Pining for a Real Christmas Tree?

Christmas tree

Pining.023914Earnshaws Fencing Centres have a superb range of Christmas trees this December including the Norway Spruce as well as the nation’s favourite – the Nordmann Fir. We have every shape and size – guaranteed to bring joy this festive season.

Many trees are cut from our own woodland and we can supply schools, councils, pubs and businesses – pretty much anywhere that needs a larger tree. Our tallest reach as high as 30 feet so don’t think your tree requirements might be too much – just come along and ask!

Did you know that the use of evergreen trees to celebrate the winter season occurred before the birth of Christ? Or that the first decorated Christmas tree was in Riga, Latvia in 1510?
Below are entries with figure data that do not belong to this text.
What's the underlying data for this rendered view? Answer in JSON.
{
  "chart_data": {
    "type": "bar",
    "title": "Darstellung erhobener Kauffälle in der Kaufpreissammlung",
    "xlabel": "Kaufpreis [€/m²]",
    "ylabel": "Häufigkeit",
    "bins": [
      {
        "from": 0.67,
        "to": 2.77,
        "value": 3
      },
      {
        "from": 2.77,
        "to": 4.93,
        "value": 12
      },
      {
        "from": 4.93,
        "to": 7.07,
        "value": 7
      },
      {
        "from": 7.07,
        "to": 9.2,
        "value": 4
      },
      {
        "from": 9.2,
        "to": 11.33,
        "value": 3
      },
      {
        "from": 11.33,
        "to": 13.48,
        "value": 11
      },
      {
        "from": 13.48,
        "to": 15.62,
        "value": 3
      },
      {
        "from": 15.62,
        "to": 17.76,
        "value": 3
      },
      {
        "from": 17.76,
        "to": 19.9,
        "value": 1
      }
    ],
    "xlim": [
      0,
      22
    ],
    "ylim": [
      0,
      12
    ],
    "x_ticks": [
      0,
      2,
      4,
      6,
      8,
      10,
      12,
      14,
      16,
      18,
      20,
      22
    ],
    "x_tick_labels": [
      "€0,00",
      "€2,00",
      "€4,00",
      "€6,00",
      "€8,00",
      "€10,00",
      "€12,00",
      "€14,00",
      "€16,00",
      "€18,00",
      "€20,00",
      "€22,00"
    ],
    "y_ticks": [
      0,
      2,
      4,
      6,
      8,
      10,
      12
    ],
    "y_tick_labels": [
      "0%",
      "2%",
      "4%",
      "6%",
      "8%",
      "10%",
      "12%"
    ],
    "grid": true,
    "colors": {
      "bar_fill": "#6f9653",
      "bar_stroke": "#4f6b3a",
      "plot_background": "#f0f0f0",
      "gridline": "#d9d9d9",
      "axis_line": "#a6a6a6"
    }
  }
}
The first printed reference to Christmas trees appeared in Germany as far back as 1531. Using small candles to light a Christmas tree dates back to the middle of the 17th century, and Thomas Edison’s assistant, Edward Johnson, came up with the idea of electric lights for Christmas trees in 1882.

Artificial Christmas trees were first developed in Germany during the 19th century. These ‘trees’ were made using goose feathers that were dyed green and attached to wire branches. The wire branches were then wrapped around a central dowel rod that acted as the trunk.

The UK is now self-sufficient in producing trees! In fact the tree in Trafalgar Square, London is the only un-milled tree over 12 feet allowed be imported into the country. The Christmas tree outside No. 10 Downing Street is presented by the winning grower of the British Christmas Tree Growers Association’s “Best Christmas Tree” competition.

Why choose a real Christmas tree?

In the first week, a tree in your home will consume as much as two pints of water per day, but they reward us back – Christmas trees remove dust and pollen from the air making them a health benefit for any household. So they don’t just look good, they also do us good!

Quick Tips

Just remember that Christmas trees are still living things and therefore need water! It’s also good to leave them outdoors for as long as possible before you put them up. Finally try not to put them next to the radiator when you place it in the living room because they don’t like it too hot.